Apabila diperlukan lebih banyak produksi panas, perlahan-lahan kita mulai menggigil karena sel-sel otot berkontraksi untuk menghasilkan lebih banyak panas dan mencapai suhu yang sesuai dengan thermostat [1,3]. Hipotalamus melalui sistem hormon meningkatkan metabolisme sel-sel tubuh agar dihasilkan panas yang cukup untuk meningkatkan suhu tubuh [1-4]. Selain itu, melalui sistem saraf otonom—sistem saraf yang bekerja secara otomatis untuk mengatur fungsi-fungsi dasar tubuh seperti kerja jantung, pernapasan, dan pembentukan energi—terjadi peningkatan denyut jantung dan tekanan darah [3]. Setiap kenaikan suhu tubuh sebanyak 1°C, denyut jantung akan meningkat sekitar 10 kali per menit [5].

Ketika suhu tubuh sudah mencapai suhu yang ditargetkan oleh thermostat, kita mulai merasa hangat. Begitu pirogen perlahan-lahan menghilang dari peredaran darah karena sudah dinetralisir oleh tubuh atau ketika kita minum antipiretik (obat penurun panas), thermostat menurun dan tubuh akan memulai mekanisme untuk mengeluarkan panas. Aliran darah ke kulit akan meningkat dan kita mulai berkeringat. Panas dikeluarkan melalui pori-pori kulit dan keringat hingga suhu tubuh kita mencapai suhu yang sesuai dengan thermostat [1-4].

 

Sekarang sudah mengerti kan bagaimana demam bisa terjadi.

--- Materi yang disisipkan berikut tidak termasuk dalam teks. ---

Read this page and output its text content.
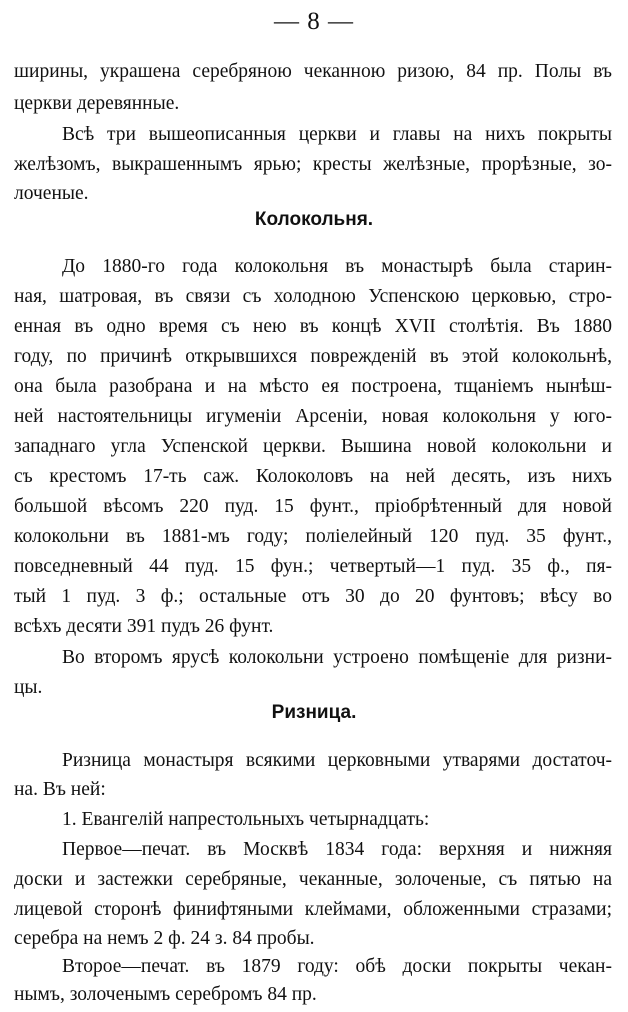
— 8 —
ширины, украшена серебряною чеканною ризою, 84 пр. Полы въ
церкви деревянные.
Всѣ три вышеописанныя церкви и главы на нихъ покрыты
желѣзомъ, выкрашеннымъ ярью; кресты желѣзные, прорѣзные, зо-
лоченые.
Колокольня.
До 1880-го года колокольня въ монастырѣ была старин-
ная, шатровая, въ связи съ холодною Успенскою церковью, стро-
енная въ одно время съ нею въ концѣ XVII столѣтія. Въ 1880
году, по причинѣ открывшихся поврежденій въ этой колокольнѣ,
она была разобрана и на мѣсто ея построена, тщаніемъ нынѣш-
ней настоятельницы игуменіи Арсеніи, новая колокольня у юго-
западнаго угла Успенской церкви. Вышина новой колокольни и
съ крестомъ 17-ть саж. Колоколовъ на ней десять, изъ нихъ
большой вѣсомъ 220 пуд. 15 фунт., пріобрѣтенный для новой
колокольни въ 1881-мъ году; полiелейный 120 пуд. 35 фунт.,
повседневный 44 пуд. 15 фун.; четвертый—1 пуд. 35 ф., пя-
тый 1 пуд. 3 ф.; остальные отъ 30 до 20 фунтовъ; вѣсу во
всѣхъ десяти 391 пудъ 26 фунт.
Во второмъ ярусѣ колокольни устроено помѣщеніе для ризни-
цы.
Ризница.
Ризница монастыря всякими церковными утварями достаточ-
на. Въ ней:
1. Евангелій напрестольныхъ четырнадцать:
Первое—печат. въ Москвѣ 1834 года: верхняя и нижняя
доски и застежки серебряные, чеканные, золоченые, съ пятью на
лицевой сторонѣ финифтяными клеймами, обложенными стразами;
серебра на немъ 2 ф. 24 з. 84 пробы.
Второе—печат. въ 1879 году: обѣ доски покрыты чекан-
нымъ, золоченымъ серебромъ 84 пр.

Perlu diingat sekali lagi ya, bahwa demam bukanlah penyakit tersendiri, melainkan hanya gejala yang bisa ditunjukkan oleh berbagai macam penyakit. Gejala seribu wajah, mungkin bisa disebut begitu. Meskipun demikian, tahukah kalian bahwa sebenarnya demam itu memiliki manfaat? Serta apa saja sih yang perlu dilakukan jika kita mengalami demam? Simak artikel berikutnya ya…

 

Referensi:

[1] Tortora GJ, Derrickson B. Principles of Anatomy and Physiology, 13 ed. Wiley; 2012.

[2] Ogoina D. Fever, fever patterns and diseases called ‘fever’–a review. Journal of infection and public health. 2011 Aug 1;4(3):108-24.

[3] Anochie IP. Mechanisms of fever in humans. International Journal of Microbiology and Immunology Research. 2013 May;2(5):037-43.

[4] Walter EJ, Hanna-Jumma S, Carraretto M, Forni L. The pathophysiological basis and consequences of fever. Critical Care. 2016 Dec;20(1):200.

[5] Daymont C, Bonafide CP, Brady PW. Heart rates in hospitalized children by age and body temperature. Pediatrics. 2015 Apr 1:peds-2014.